Berlin hingegen wurde noch später fertig als befürchtet: Statt wie angekündigt im Sommer, ist die hiesige Förderrichtlinie erst seit dem 8. November öffentlich. Jetzt können Schulen anfangen so genannte Medienentwicklungskonzepte zu schreiben: die Voraussetzung dafür, um Geld aus dem Digitalpakt zu bekommen.

„Schlank“ sollten diese Medienkonzepte sein, gab der Bildungssenat als Richtung vor und verteilte zur Unterstützung der Schulen Vorlagen. „Skandalös“ nennt sie Martin Lützelberger. „Die pädagogischen Anteile und die Zielsetzung der Schulen sind darin unterrepräsentiert“, findet der Aktivist für Digitales Lernen.

Sein Fazit aus vielen Gesprächen mit Lehrkräften und Leitungen verschiedener Schulen: Die meisten Schulen halten sich an die Vorgabe der Verwaltung. Oft sei der Prozess zeitsparend angelegt, dass die IT-Beauftragte der Schule das Medienkonzept alleine schreibe – also eine einzelne Lehrkraft mit wenig Zeit.

Ein netzpolitik.org vorliegendes Muster enthält Formulierungen wie: „Es ist nicht notwendig, jeden Unterricht mit Medienbezug zu benennen.“ Was wohl dazu gedacht war, allen Beteiligten Arbeit zu ersparen, sorgt Lützelberger zufolge jetzt dafür, dass die Medienkonzepte eine reine „Abfrage der gewünschten Hardware“ werden.

Intransparenz und Ratlosigkeit

Hinzu kommt, dass nicht klar ist, was konkret finanziert wird: In einem FAQ informiert die Senatsverwaltung zwar allgemein, dass unter bestimmten Voraussetzungen mobile Endgeräte finanziert werden könnten. Das IT-Dienstleistungszentrum (ITDZ), das das Geld an die Schulen heraus gibt, macht zu diesen Bedingungen aber keine genauen Angaben. Wenn also eine Schule in ihr Medienkonzept schreibt, dass sie gern eine bestimmte Anzahl von Tablets hätte, tut sie das, ohne zu wissen, ob das ITDZ die Gelder dafür überhaupt bereitstellen kann.

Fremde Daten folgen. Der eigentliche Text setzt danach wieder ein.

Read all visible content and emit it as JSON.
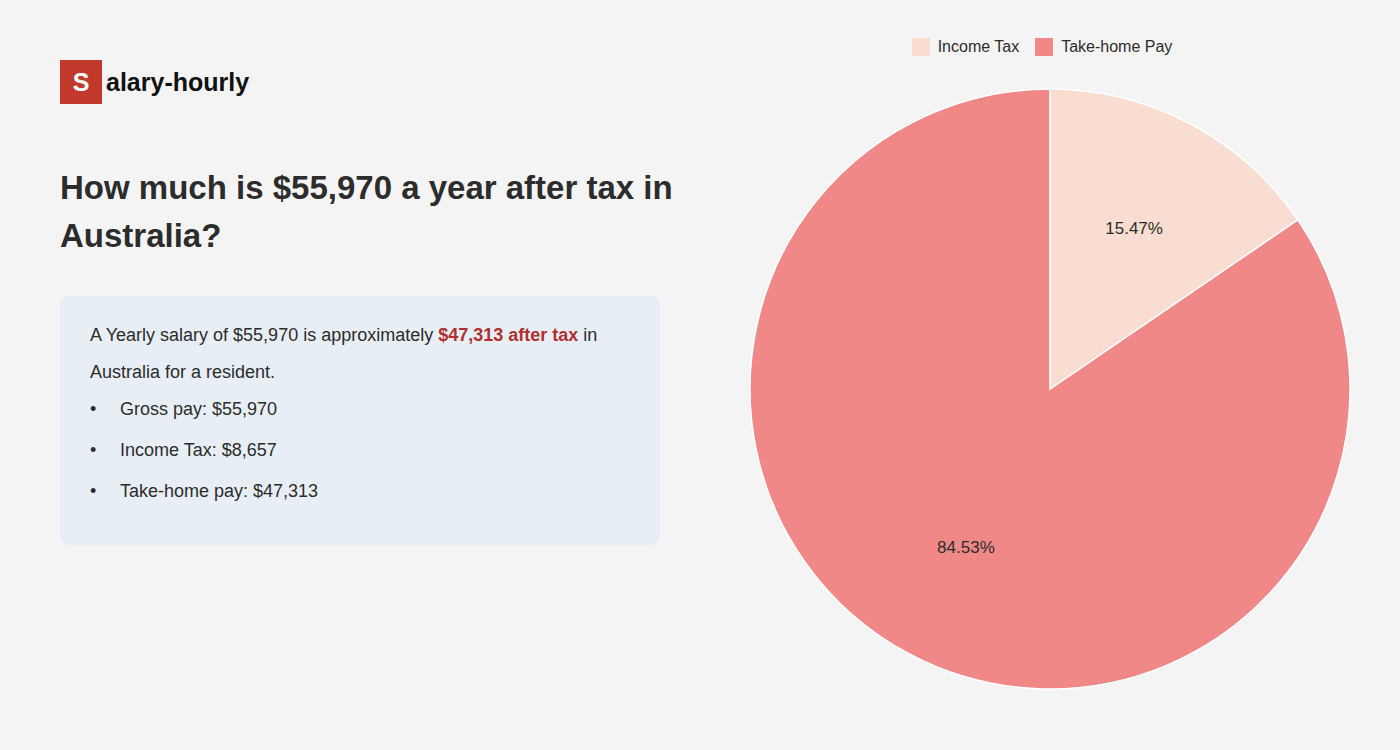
{
  "chart_data": {
    "type": "pie",
    "title": "How much is $55,970 a year after tax in Australia?",
    "categories": [
      "Income Tax",
      "Take-home Pay"
    ],
    "values": [
      15.47,
      84.53
    ],
    "value_labels": [
      "15.47%",
      "84.53%"
    ],
    "colors": [
      "#f8ddd0",
      "#f08888"
    ],
    "data_labels": true,
    "legend": "top",
    "annotations": [
      {
        "segments": [
          {
            "text": "S",
            "color": "#c0392b"
          },
          {
            "text": "alary-hourly"
          }
        ]
      },
      {
        "segments": [
          {
            "text": "A Yearly salary of $55,970 is approximately "
          },
          {
            "text": "$47,313 after tax",
            "color": "#b03030"
          },
          {
            "text": " in"
          }
        ]
      },
      {
        "segments": [
          {
            "text": "Australia for a resident."
          }
        ]
      },
      {
        "bullet": "•",
        "text": "Gross pay: $55,970"
      },
      {
        "bullet": "•",
        "text": "Income Tax: $8,657"
      },
      {
        "bullet": "•",
        "text": "Take-home pay: $47,313"
      }
    ]
  }
}
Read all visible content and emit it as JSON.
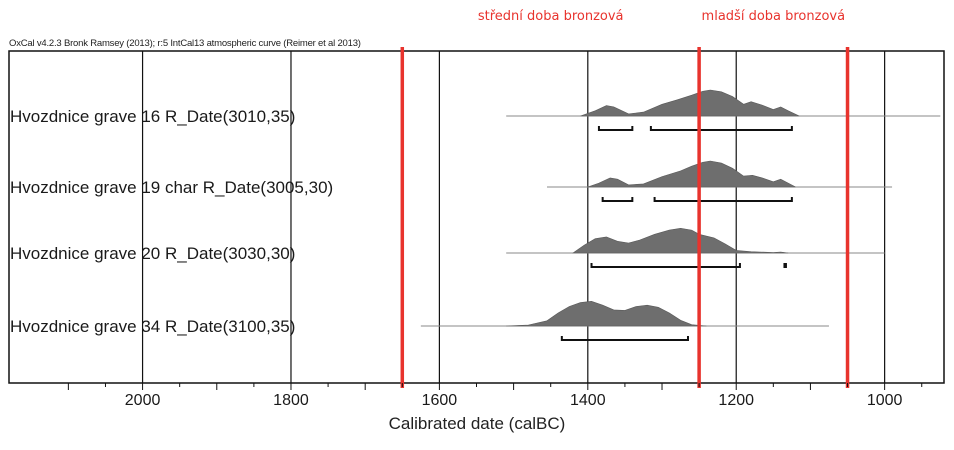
{
  "program_line": "OxCal v4.2.3 Bronk Ramsey (2013); r:5 IntCal13 atmospheric curve (Reimer et al 2013)",
  "periods": [
    {
      "label": "střední doba bronzová",
      "start": 1650,
      "end": 1250
    },
    {
      "label": "mladší doba bronzová",
      "start": 1250,
      "end": 1050
    }
  ],
  "chart_data": {
    "type": "area",
    "title": "",
    "xlabel": "Calibrated date (calBC)",
    "ylabel": "",
    "xlim": [
      2180,
      920
    ],
    "x_reversed": true,
    "grid": "vertical",
    "x_ticks": [
      2000,
      1800,
      1600,
      1400,
      1200,
      1000
    ],
    "x_tick_labels": [
      "2000",
      "1800",
      "1600",
      "1400",
      "1200",
      "1000"
    ],
    "boundaries_calBC": [
      1650,
      1250,
      1050
    ],
    "series": [
      {
        "name": "Hvozdnice grave 16 R_Date(3010,35)",
        "range": [
          1510,
          925
        ],
        "distribution": [
          [
            1410,
            0
          ],
          [
            1390,
            0.2
          ],
          [
            1375,
            0.4
          ],
          [
            1365,
            0.35
          ],
          [
            1345,
            0.08
          ],
          [
            1325,
            0.15
          ],
          [
            1300,
            0.45
          ],
          [
            1280,
            0.62
          ],
          [
            1260,
            0.8
          ],
          [
            1245,
            0.95
          ],
          [
            1235,
            1.0
          ],
          [
            1220,
            0.93
          ],
          [
            1205,
            0.75
          ],
          [
            1190,
            0.45
          ],
          [
            1180,
            0.55
          ],
          [
            1165,
            0.42
          ],
          [
            1150,
            0.25
          ],
          [
            1140,
            0.35
          ],
          [
            1130,
            0.2
          ],
          [
            1115,
            0
          ]
        ],
        "ranges_68_95": [
          [
            1385,
            1340
          ],
          [
            1315,
            1125
          ]
        ]
      },
      {
        "name": "Hvozdnice grave 19 char R_Date(3005,30)",
        "range": [
          1455,
          990
        ],
        "distribution": [
          [
            1400,
            0
          ],
          [
            1385,
            0.15
          ],
          [
            1370,
            0.35
          ],
          [
            1360,
            0.3
          ],
          [
            1345,
            0.08
          ],
          [
            1325,
            0.12
          ],
          [
            1300,
            0.4
          ],
          [
            1275,
            0.62
          ],
          [
            1260,
            0.8
          ],
          [
            1245,
            0.95
          ],
          [
            1235,
            1.0
          ],
          [
            1220,
            0.92
          ],
          [
            1205,
            0.72
          ],
          [
            1190,
            0.42
          ],
          [
            1178,
            0.45
          ],
          [
            1165,
            0.35
          ],
          [
            1150,
            0.2
          ],
          [
            1140,
            0.3
          ],
          [
            1130,
            0.15
          ],
          [
            1120,
            0
          ]
        ],
        "ranges_68_95": [
          [
            1380,
            1340
          ],
          [
            1310,
            1125
          ]
        ]
      },
      {
        "name": "Hvozdnice grave 20 R_Date(3030,30)",
        "range": [
          1510,
          1000
        ],
        "distribution": [
          [
            1420,
            0
          ],
          [
            1405,
            0.3
          ],
          [
            1390,
            0.55
          ],
          [
            1375,
            0.62
          ],
          [
            1360,
            0.45
          ],
          [
            1345,
            0.38
          ],
          [
            1330,
            0.5
          ],
          [
            1310,
            0.72
          ],
          [
            1290,
            0.88
          ],
          [
            1275,
            0.95
          ],
          [
            1260,
            0.88
          ],
          [
            1250,
            0.72
          ],
          [
            1230,
            0.58
          ],
          [
            1215,
            0.35
          ],
          [
            1200,
            0.1
          ],
          [
            1180,
            0.05
          ],
          [
            1150,
            0.02
          ],
          [
            1140,
            0.04
          ],
          [
            1130,
            0
          ]
        ],
        "ranges_68_95": [
          [
            1395,
            1195
          ],
          [
            1135,
            1133
          ]
        ]
      },
      {
        "name": "Hvozdnice grave 34 R_Date(3100,35)",
        "range": [
          1625,
          1075
        ],
        "distribution": [
          [
            1510,
            0
          ],
          [
            1480,
            0.04
          ],
          [
            1455,
            0.2
          ],
          [
            1440,
            0.5
          ],
          [
            1425,
            0.75
          ],
          [
            1410,
            0.9
          ],
          [
            1395,
            0.95
          ],
          [
            1380,
            0.8
          ],
          [
            1365,
            0.62
          ],
          [
            1350,
            0.6
          ],
          [
            1335,
            0.75
          ],
          [
            1320,
            0.8
          ],
          [
            1305,
            0.72
          ],
          [
            1290,
            0.5
          ],
          [
            1275,
            0.22
          ],
          [
            1260,
            0.05
          ],
          [
            1240,
            0
          ]
        ],
        "ranges_68_95": [
          [
            1435,
            1265
          ]
        ]
      }
    ]
  }
}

Auf eine Informationsfreiheits-Anfrage auf fragdenstaat.de zu diesem Thema hat es auch eine Woche nach Fristende nicht geantwortet.

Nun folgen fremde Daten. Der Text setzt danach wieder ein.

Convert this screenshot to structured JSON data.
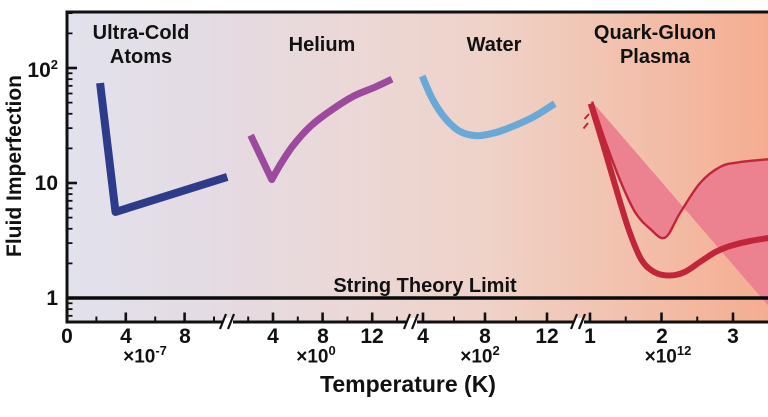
{
  "chart_data": {
    "type": "line",
    "xlabel": "Temperature (K)",
    "ylabel": "Fluid Imperfection",
    "y_axis": {
      "scale": "log",
      "range": [
        0.65,
        300
      ],
      "ticks": [
        {
          "value": 1,
          "label": "1",
          "sup": ""
        },
        {
          "value": 10,
          "label": "10",
          "sup": ""
        },
        {
          "value": 100,
          "label": "10",
          "sup": "2"
        }
      ]
    },
    "x_segments": [
      {
        "multiplier_base": "×10",
        "multiplier_sup": "-7",
        "major_values": [
          0,
          4,
          8
        ],
        "minor_values": [
          2,
          6,
          10
        ]
      },
      {
        "multiplier_base": "×10",
        "multiplier_sup": "0",
        "major_values": [
          4,
          8,
          12
        ],
        "minor_values": [
          2,
          6,
          10,
          14
        ]
      },
      {
        "multiplier_base": "×10",
        "multiplier_sup": "2",
        "major_values": [
          4,
          8,
          12
        ],
        "minor_values": [
          6,
          10
        ]
      },
      {
        "multiplier_base": "×10",
        "multiplier_sup": "12",
        "major_values": [
          1,
          2,
          3
        ],
        "minor_values": [
          1.5,
          2.5,
          3.5
        ]
      }
    ],
    "reference_line": {
      "label": "String Theory Limit",
      "value": 1,
      "color": "#0a0a0a"
    },
    "background_gradient": [
      "#e2e2ec",
      "#e4dbe3",
      "#ebd8d7",
      "#efd2c8",
      "#f2c1ad",
      "#f5ad90"
    ],
    "series": [
      {
        "name": "Ultra-Cold Atoms",
        "label_lines": [
          "Ultra-Cold",
          "Atoms"
        ],
        "segment": 0,
        "color": "#2e3a8a",
        "points": [
          [
            2.25,
            74
          ],
          [
            3.3,
            5.6
          ],
          [
            10.9,
            11.3
          ]
        ]
      },
      {
        "name": "Helium",
        "label_lines": [
          "Helium"
        ],
        "segment": 1,
        "color": "#9c4a9e",
        "points": [
          [
            2.2,
            26
          ],
          [
            3.9,
            10.7
          ],
          [
            4.6,
            14.5
          ],
          [
            5.6,
            21
          ],
          [
            7.0,
            31
          ],
          [
            8.7,
            43
          ],
          [
            10.5,
            57
          ],
          [
            12.2,
            68
          ],
          [
            13.6,
            80
          ]
        ]
      },
      {
        "name": "Water",
        "label_lines": [
          "Water"
        ],
        "segment": 2,
        "color": "#69a9d8",
        "points": [
          [
            3.95,
            85
          ],
          [
            4.6,
            54
          ],
          [
            5.4,
            37
          ],
          [
            6.4,
            28
          ],
          [
            7.5,
            25.8
          ],
          [
            8.7,
            27.5
          ],
          [
            9.9,
            31.5
          ],
          [
            11.2,
            38
          ],
          [
            12.5,
            49
          ]
        ]
      },
      {
        "name": "Quark-Gluon Plasma",
        "label_lines": [
          "Quark-Gluon",
          "Plasma"
        ],
        "segment": 3,
        "color": "#c1253a",
        "band_fill": "#ec8290",
        "points": [
          [
            1.01,
            49
          ],
          [
            1.19,
            21
          ],
          [
            1.37,
            8.7
          ],
          [
            1.55,
            3.8
          ],
          [
            1.72,
            2.15
          ],
          [
            1.9,
            1.68
          ],
          [
            2.11,
            1.57
          ],
          [
            2.32,
            1.68
          ],
          [
            2.54,
            2.06
          ],
          [
            2.75,
            2.5
          ],
          [
            2.96,
            2.83
          ],
          [
            3.24,
            3.13
          ],
          [
            3.6,
            3.4
          ]
        ],
        "band_upper": [
          [
            1.03,
            51
          ],
          [
            1.21,
            23.5
          ],
          [
            1.42,
            10.6
          ],
          [
            1.63,
            5.6
          ],
          [
            1.84,
            4.0
          ],
          [
            2.05,
            3.35
          ],
          [
            2.26,
            5.5
          ],
          [
            2.54,
            10
          ],
          [
            2.82,
            13.8
          ],
          [
            3.1,
            15.2
          ],
          [
            3.6,
            16.3
          ]
        ],
        "band_lower": [
          [
            1.0,
            49
          ],
          [
            1.14,
            21.3
          ],
          [
            1.31,
            8.7
          ],
          [
            1.49,
            3.5
          ],
          [
            1.67,
            1.82
          ],
          [
            1.84,
            1.17
          ],
          [
            1.98,
            0.96
          ],
          [
            2.15,
            0.82
          ],
          [
            2.38,
            0.755
          ],
          [
            2.69,
            0.725
          ],
          [
            3.6,
            0.72
          ]
        ]
      }
    ]
  }
}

Die Vorgänge seien intransparent, die Medienkonzepte unzureichend und die Schulen „hochgradig verunsichert“, so Lützelberger. Und das, obwohl das Potential, den Schulen das Handwerkszeug für eine zeitgemäße Bildung zu geben, durchaus da sei. In Hamburg und Sachsen läuft es besser, zumindest schneller: Beide Länder veröffentlichten ihre Richtlinien schon im Mai, das Geld aus dem Pakt kommt seit Monaten bei Schulen an.

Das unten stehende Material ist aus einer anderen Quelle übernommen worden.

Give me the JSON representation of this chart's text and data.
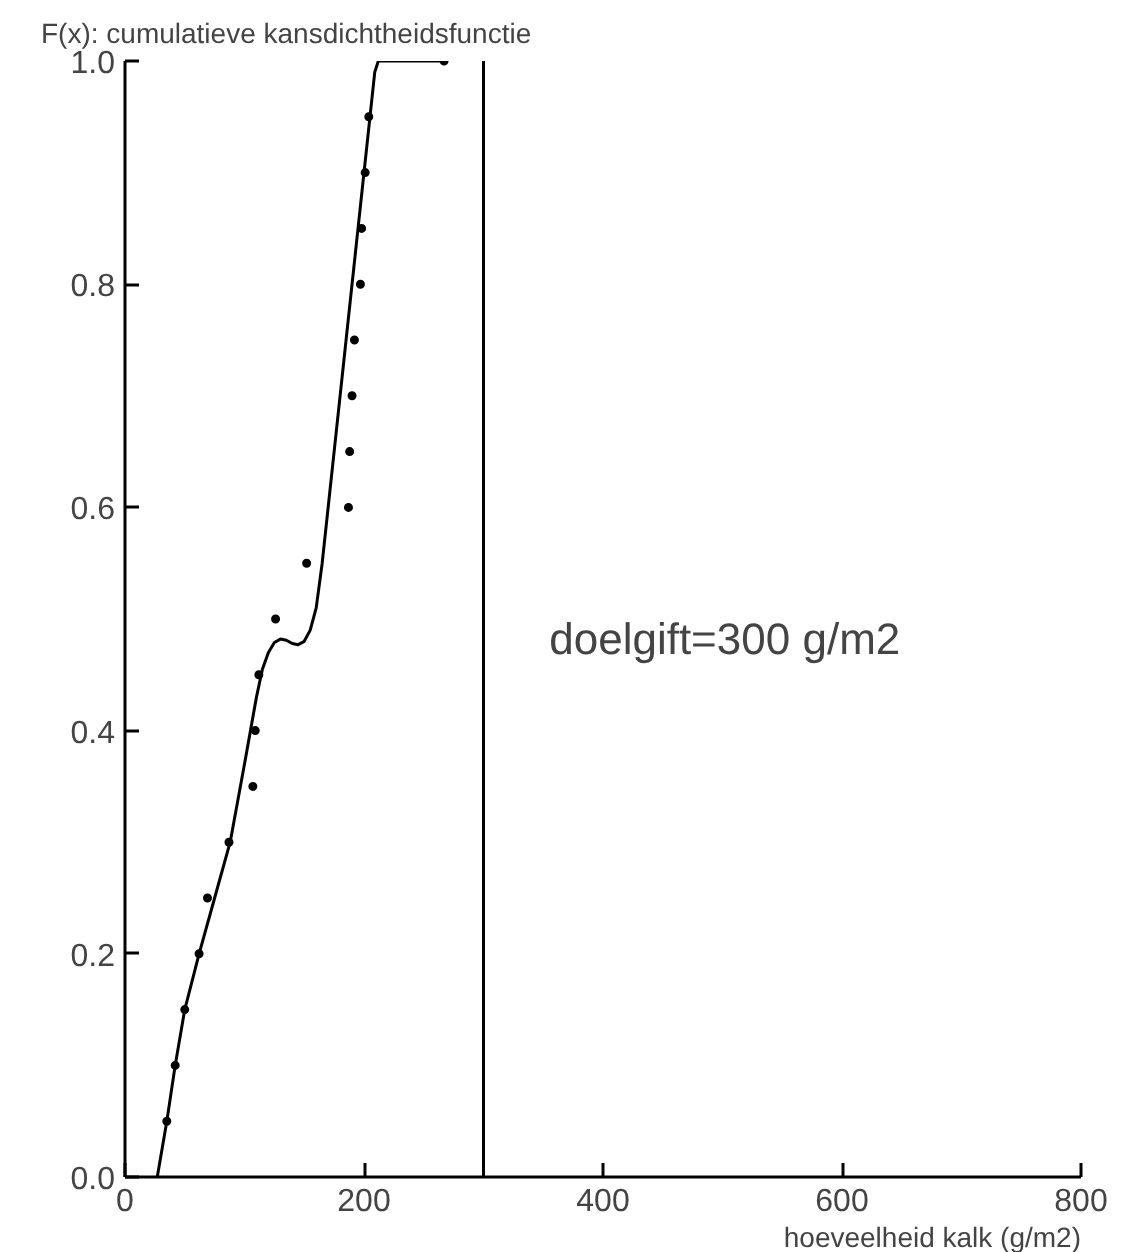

Aber auch in Berlin gibt es Beispiele des Gelingens. Das John-Lennon-Gymnasium hat bereits seit 2018 (also bevor der Digitalpakt beschlossen wurde) ein Medienkonzept: Es wurde in einem Gremium von mit Vertretenden aller Gruppen – Schüler:innen, Schulleitung, Lehrkräfte, Eltern – erarbeitet und wird laufend aktualisiert.

Den aktuellen Stand in Berlin hat Martin Lützelberger beim 89. Netzpolitischen Abend der Digitalen Gesellschaft am 9. Januar 2020 ausführlich vorgestellt.